Mais de terribles épreuves les attendaient encore, avant qu’il leur fût permis de goûter cette plénitude du bonheur d’aimer, que la bénédiction de Pierre leur avait assurée dans ce monde et dans l’autre. Chillon, le Grec éhonté et lâche, trahit les amoureux et livre leur secret à César. D’ailleurs, Poppée, dont Vinicius a osé dédaigner les faveurs, en vraie fille de sa race, et selon le vieux précepte : « Œil pour œil, dent pour dent, » ne rêve plus que vengeance. Et puis, ne fallait-il pas apaiser la colère du peuple, devant les ruines fumantes de la ville incendiée ? L’horrible crime une fois imputé aux chrétiens, les prisons s’emplissent, les hécatombes humaines s’amoncellent au fond des arènes. La nuit, les jardins du Palatin flamboient à la lueur de milliers de torches vivantes. Furieux d’avoir été joué, Néron réservait un supplice spécial pour Lygie. De la prison Mamertine, on l’avait transportée aux horribles geôles de l’Esquilin : et l’on vit alors, — prodige de l’amour et de la foi, — Vinicius, ce tribun, cet orgueil de Rome, parvenir, à prix d’or, sous l’infâme déguisement d’un fossoyeur, jusqu’à l’immonde cachot, où s’étiolait cette fleur de beauté, de grâce et de vertu. Brûlant d’un saint amour pour le Dieu crucifié, lui aussi s’était écrié :


Je vois, je sais, je crois, je suis désabusé !

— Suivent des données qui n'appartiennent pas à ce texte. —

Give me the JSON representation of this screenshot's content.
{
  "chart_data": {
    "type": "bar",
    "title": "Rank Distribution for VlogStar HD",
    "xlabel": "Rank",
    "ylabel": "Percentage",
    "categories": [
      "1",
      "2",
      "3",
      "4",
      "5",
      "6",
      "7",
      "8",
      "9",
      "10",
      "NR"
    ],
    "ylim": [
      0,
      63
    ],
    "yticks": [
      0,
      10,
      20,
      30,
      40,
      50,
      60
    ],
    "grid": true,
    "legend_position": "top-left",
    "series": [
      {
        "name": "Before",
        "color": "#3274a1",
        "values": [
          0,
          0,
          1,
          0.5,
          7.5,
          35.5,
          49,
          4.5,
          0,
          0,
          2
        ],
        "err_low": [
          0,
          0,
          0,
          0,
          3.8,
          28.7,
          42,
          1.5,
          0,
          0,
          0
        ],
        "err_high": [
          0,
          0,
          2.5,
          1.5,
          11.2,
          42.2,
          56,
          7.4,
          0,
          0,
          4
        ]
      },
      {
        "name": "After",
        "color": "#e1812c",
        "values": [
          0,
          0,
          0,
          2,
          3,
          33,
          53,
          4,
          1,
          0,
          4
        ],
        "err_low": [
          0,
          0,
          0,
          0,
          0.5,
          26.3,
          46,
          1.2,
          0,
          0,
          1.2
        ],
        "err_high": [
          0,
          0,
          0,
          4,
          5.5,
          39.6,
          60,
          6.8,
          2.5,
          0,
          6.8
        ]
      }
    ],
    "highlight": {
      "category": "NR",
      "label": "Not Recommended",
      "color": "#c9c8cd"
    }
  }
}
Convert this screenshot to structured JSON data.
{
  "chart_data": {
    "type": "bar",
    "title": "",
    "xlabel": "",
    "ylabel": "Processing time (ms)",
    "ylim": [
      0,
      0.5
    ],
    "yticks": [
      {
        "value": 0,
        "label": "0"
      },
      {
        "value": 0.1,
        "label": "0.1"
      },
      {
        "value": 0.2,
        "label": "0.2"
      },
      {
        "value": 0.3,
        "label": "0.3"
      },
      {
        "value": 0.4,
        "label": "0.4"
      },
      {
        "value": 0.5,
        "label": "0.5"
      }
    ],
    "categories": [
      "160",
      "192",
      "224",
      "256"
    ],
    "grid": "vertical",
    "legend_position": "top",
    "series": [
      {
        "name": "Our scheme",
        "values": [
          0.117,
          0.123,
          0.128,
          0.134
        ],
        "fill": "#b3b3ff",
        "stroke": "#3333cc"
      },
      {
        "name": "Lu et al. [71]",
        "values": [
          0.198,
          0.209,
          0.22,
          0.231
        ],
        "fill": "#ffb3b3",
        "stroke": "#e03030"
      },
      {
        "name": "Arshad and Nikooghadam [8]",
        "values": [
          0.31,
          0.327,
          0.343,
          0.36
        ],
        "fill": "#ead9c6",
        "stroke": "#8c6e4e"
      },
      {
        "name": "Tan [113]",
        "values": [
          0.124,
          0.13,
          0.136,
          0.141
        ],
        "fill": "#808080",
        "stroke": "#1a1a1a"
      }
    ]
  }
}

Le prince des apôtres a fait couler l’onde du baptême sur son front. Oh ! qu’il s’estimerait heureux de pouvoir mourir pour le Christ, lui qu’on a laissé libre, et de mourir en sauvant la bien-aimée !


« Maître, dit-il, s’il est besoin du sang des justes, afin de faire triompher la foi, demandez au Seigneur qu’il prenne le mien en échange… Puissé-je endurer les plus atroces souffrances, mais la voir épargnée !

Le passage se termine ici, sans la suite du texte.